The omicron strain will not steer the Federal Reserve’s focus away from inflation.
It feels like a déjà vu: another strain of covid pushes governments to increase travel restrictions sending the market into a panic. On Friday, investors flew to safety, although there is still little information regarding the new omicron strain. Nobody knows whether it is more contagious or deadlier than previous ones. Yet, on a day where many still enjoyed the Thanksgiving break, algos decided to sell now and ask questions later.
Government bond yields dropped dramatically, with 10-year US Treasury yields falling 17bps, below 1.5%, and 10-year German Bund yields plunging below -0.33%, deleting all November's gains as central banks shifted towards more hawkish monetary policies.
Interestingly enough, the yields of those sovereign bonds with a high beta, such as Italy, also dropped on Friday. It is a sign that the market is anticipating central banks to engage in accommodative monetary policies to save the economy once again. However, this time around, that bias might be wrong. Indeed, during the past few weeks, the White House and several FOMC members admitted that the surge in inflation has begun to be worrisome. After being nominated Fed's vice chair, the same Leal Brainard said that her number one priority would be fighting inflation. Another dove, Mary Daly, mentioned that she’s open in accelerating the pace of tapering.
Therefore, although a new wave of covid might lead governments to impose new lockdown measures, dismissing the central bank’s recent hawkish signs is erroneous. Covid is now coming into play in a moment in which inflationary pressures are at record high levels. New lockdown measures might exacerbate even stronger price pressures as they will further obstruct supply chains. Thus, although interest rate hikes expectations pared back on Friday, it's still safe to assume that the Federal Reserve will continue to taper its purchases, opening up for early rate hikes.
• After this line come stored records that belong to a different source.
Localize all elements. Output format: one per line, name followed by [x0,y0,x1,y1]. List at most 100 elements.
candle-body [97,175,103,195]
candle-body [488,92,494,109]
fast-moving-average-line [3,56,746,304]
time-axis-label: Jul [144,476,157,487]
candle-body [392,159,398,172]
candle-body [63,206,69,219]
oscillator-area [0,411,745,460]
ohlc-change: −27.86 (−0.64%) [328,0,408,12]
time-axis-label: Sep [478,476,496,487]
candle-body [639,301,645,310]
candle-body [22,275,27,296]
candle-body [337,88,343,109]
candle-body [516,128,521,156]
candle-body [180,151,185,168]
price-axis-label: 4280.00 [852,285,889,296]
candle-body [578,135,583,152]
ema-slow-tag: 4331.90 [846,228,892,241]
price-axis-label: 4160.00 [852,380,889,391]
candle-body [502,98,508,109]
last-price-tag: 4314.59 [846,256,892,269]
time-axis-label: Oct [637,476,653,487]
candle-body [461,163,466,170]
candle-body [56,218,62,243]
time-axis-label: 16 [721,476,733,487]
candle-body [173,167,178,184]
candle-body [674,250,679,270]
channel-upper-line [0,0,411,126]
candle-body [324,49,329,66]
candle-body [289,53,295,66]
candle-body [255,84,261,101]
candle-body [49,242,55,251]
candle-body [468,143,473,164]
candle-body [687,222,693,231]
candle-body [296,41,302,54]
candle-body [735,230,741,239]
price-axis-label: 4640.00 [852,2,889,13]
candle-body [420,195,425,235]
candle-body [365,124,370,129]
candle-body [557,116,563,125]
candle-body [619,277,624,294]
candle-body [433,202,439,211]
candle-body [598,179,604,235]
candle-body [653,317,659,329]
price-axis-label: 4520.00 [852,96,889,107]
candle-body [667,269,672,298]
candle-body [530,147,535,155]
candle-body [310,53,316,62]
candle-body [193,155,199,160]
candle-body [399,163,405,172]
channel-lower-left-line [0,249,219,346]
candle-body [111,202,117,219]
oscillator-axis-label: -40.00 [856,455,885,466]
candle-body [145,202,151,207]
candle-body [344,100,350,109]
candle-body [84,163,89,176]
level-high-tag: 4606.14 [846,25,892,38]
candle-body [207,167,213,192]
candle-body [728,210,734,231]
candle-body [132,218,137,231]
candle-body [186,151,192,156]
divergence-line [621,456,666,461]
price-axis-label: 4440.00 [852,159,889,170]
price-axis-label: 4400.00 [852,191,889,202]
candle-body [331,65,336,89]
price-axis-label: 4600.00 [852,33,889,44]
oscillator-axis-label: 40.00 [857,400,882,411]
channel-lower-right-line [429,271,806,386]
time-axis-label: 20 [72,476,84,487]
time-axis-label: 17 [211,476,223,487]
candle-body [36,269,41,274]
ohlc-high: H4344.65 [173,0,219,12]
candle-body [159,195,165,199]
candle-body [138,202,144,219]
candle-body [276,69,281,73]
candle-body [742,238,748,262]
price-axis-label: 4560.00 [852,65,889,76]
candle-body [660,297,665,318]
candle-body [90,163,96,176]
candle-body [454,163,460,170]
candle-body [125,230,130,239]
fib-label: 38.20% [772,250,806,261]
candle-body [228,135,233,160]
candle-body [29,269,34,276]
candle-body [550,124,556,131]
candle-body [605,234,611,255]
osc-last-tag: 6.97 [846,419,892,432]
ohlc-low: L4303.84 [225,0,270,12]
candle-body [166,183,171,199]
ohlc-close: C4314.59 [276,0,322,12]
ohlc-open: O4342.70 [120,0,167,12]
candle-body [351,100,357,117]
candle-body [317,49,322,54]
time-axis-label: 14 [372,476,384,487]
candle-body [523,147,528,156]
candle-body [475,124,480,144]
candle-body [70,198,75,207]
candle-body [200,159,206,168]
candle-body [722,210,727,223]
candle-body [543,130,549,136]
Additionally, if the White House decides on a new stimulus package, that would lead to more bond issuance, further lifting the front part of the yield curve. However, long-term rates will be pinned down by slower or even contracting growth expectations. That scenario matches our expectations that the yield curve will continue to flatten and could be even at the risk of inverting in the first half of 2022.
Regardless of how things will develop concerning the omicron variant, the market seems to agree that last week's bond rally was overdone. The yield curve is bear steepening this morning with 10-year yields back above 1.5%. Yet, the spread between 5s30s yields remains the flattest since February last year.
Job numbers will be in focus on Friday and could strengthen the case for faster tapering in December. Tomorrow and Wednesday, Powell will discuss the CARES act relief and the coronavirus stimulus in front of the Senate.